Tort Reform is a myth…‘Frivolous Lawsuits’ Amount to Pennies on the Dollar Compared to Insurer Profits

“Tort Reform, Tort Reform, Tort Reform,” the phrase has almost become a song. Nobody likes to see undeserving people win huge, unjustified damage awards, but the fact is, it doesn’t really happen in California, except on maybe on TV. Los Angeles Times business columnist Michael Hiltzik couldn’t be more correct when he writes that one of the biggest fans of so-called tort reform is the insurance industry, “because the less money they pay out to plaintiffs, the more they get to keep.” See “Why Tort Reform Is a Frivolous Diversion.”

While that statement is enough to make sensible people wary of the deep pockets behind tort reform movements, Hiltzik clears the confusion and makes a very good case about why limiting an injured victim’s ability to use the legal system to be made whole is not the great fix for rising medical costs insurers and many politicians claim.

The argument for tort reform, as Hiltzik explains, is that plaintiff lawyers are filing too many “frivolous” lawsuits and claiming millions of undeserved dollars. Doctors are ordering unnecessary tests to ensure they don’t misdiagnose or fail to diagnose something that could end up in court. As a result, medical costs escalate.

“The truth is that medical liability isn’t a big driver of health costs overall,” Hiltzik writes. “[T]he cost of malpractice litigation, in court and through defensive medicine, [is] roughly 2% to 3% of all U.S. healthcare spending.”

In California, since 1975, the Medical Injury Compensation Reform Act (MICRA) has capped recovery for pain and suffering to $250,000. That’s next to nothing when to compared to what plaintiffs can receive in other types of cases.
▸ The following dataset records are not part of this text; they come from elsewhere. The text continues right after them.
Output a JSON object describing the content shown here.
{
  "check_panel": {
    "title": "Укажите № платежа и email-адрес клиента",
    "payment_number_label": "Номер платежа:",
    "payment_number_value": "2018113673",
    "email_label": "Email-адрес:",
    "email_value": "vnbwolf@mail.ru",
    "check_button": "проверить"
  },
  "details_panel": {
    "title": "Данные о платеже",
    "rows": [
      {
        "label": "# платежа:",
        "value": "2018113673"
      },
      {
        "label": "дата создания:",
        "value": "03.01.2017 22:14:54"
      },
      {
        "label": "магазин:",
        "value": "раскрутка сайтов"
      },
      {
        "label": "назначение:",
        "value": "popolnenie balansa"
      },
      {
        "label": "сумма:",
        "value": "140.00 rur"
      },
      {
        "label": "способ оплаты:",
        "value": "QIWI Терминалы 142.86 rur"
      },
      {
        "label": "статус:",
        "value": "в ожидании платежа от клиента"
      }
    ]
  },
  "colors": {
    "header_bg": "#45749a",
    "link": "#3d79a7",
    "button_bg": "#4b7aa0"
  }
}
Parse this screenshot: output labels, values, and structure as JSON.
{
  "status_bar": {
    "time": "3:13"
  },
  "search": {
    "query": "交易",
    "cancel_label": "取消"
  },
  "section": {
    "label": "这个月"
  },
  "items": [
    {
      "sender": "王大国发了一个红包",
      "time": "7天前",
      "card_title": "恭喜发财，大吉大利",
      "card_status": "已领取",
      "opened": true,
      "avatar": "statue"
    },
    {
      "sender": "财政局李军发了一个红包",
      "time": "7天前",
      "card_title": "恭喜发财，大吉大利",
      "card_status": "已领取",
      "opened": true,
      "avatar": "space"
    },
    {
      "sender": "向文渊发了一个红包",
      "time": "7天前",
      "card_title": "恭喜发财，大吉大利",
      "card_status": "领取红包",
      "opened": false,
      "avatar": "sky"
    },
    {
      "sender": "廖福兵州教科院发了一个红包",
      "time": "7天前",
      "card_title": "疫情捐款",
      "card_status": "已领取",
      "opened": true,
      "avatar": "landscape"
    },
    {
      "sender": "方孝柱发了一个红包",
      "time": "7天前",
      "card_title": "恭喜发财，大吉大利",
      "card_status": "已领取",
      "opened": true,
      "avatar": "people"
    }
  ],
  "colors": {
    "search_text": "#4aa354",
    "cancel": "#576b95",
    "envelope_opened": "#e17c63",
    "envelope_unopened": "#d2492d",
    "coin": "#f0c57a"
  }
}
Lawyers’ fees are also limited.

But did MICRA help consumers? According to a 2004 Rand study, the MICRA caps don’t amount to a fair distribution of justice. Victims of medical errors who had small economic losses but suffered major damage to their quality of life are unfairly compensated. Women are disproportionately affected. The MICRA cap isn’t adjusted for inflation. In today’s dollars, the award has the same purchasing power as $62,000 did in 1975. And the most unsettling result of all is that may unjustly injured people won’t even pursue a case because the award may not even cover the litigation cost.

The big MICRA winners are insurers, who last year paid out only 17 cents of every dollar they collected on medical malpractice insurance. And carriers don’t even have the good sense to be humble about it.

“At American Physicians Capital,” writes Hiltzik, “claims were falling so fast in 2007 that its chief executive publicly compared his underemployed claims managers to ‘the Maytag repairman.’ The next time you find yourself nodding in assent while some politician carries on about tort reform, remember that its benefits will go to characters like this.”

Clearly, this only reinforces what we’ve been saying all along: If you want real reform, start with the perpetrators, not the victims.